Saturday, January 18, 2014

getting out of my head

Audition season tends to turn me into a philosopher. For those of you who aren't familiar with the mindfuck that is auditioning, the voices in your head routinely question your decisions. Decisions about wardrobe and makeup and rep and how you greet your audition panel ... the list is endless. They can smell fear. And it's an awful lot like going on a blind date {ew}. With the queen. The queen who holds your future in her hands and can squash you like a bug if she doesn't like your lipstick. mygodwhatcoloroflipstickamigoingtowear. No pressure.

Every time I go into an audition, I hear the first scene from "A Chorus Line" in my head. And as I sit on my sofa this morning drinking coffee, lazily browsing blogs, and attempting to find my center, I've realized a few things ...
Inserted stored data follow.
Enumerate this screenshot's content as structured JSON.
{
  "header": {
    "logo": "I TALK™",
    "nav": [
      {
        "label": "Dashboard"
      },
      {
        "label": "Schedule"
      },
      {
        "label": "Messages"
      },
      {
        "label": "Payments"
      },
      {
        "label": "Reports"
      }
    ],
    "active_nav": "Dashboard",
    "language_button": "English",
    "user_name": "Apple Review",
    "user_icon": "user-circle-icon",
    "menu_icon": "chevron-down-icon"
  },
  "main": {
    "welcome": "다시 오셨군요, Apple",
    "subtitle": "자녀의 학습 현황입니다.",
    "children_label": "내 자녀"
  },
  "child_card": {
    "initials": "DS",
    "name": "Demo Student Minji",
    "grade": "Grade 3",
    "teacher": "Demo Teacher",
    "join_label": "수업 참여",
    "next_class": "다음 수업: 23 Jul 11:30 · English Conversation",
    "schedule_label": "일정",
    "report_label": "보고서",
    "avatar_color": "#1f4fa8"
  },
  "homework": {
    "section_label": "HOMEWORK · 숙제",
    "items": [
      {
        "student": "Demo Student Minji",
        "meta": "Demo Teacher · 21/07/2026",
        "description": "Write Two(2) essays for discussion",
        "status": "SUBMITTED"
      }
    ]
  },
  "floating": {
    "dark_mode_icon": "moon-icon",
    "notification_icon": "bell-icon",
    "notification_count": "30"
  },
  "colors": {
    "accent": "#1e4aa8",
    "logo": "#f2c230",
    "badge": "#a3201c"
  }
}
It's been a while since I embarked on a busy audition season {which is it seems is forming on the horizon}. I've spent the last year+ reworking technique, finding my vocal place, and making sure I was really singing the right rep with the right technique. My amazing teacher has put up with neurotic "hey look what I found" or "what's wrong with me" or "will I ever get this right" emails with the patience and excitement and grace a mother has for her child. And I feel a little out of practice. I've done a total of 8 auditions in the past 18 months {which is really something when I consider that I've had years with triple that number}. Two turned into jobs. A couple more were very promising experiences. And there were a handful for which I didn't quite show up. Blerg. I hate it when that happens.

It's been amazingly difficult to not audition my ass off during those months. I don't like to feel as if I'm sitting still. There's the voice inside my head that says "how old are you again?" She can be a strong intimidator. And then there's the type A, workaholic, perfection-is-never-good-enough side that likes to get involved. {and I hear my father say, as he did so many times growing up, "aren't you better than them? You're a Dove."} ... Between my perfectionist mother, my dad telling me I should be better than everyone, and my brother who was good at EVERYTHING he ever tried to do, while I was just a mess, {Seriously. Just ask him.} it's no wonder I have so many issues of adequacy. *loveyoumeanit* imonlykindofkidding.

... But I digress. The wonderful people the universe has brought into my life have assured me I've made the right decision. And I repeat that to the voices in my head when they bring it up. Sometimes they don't listen very well.

I remember very well a conversation I had with a friend and colleague when I was in Roanoke for Carmen. He talked about his wife {a fantastically successful soprano} and her philosophy on auditions. He said it's nothing more than a job for her. She knows what she's doing and she's trained for this moment. She does her thing and it's over. Sounds really easy, doesn't it?

I've spent a lot of time retraining the voices in my head over the past year. Sending out positive energy into the universe. Believing that we can create our own destinies and testing the waters. Claiming the things that I want. And remembering the wonderful people who have given me opportunities who continue to believe in me. I've been incredibly fortunate, and the universe has been wonderfully kind. Positivity begets positivity.

So this is me ... getting out of my head. Doing the job that I've been trained to do. Wheee!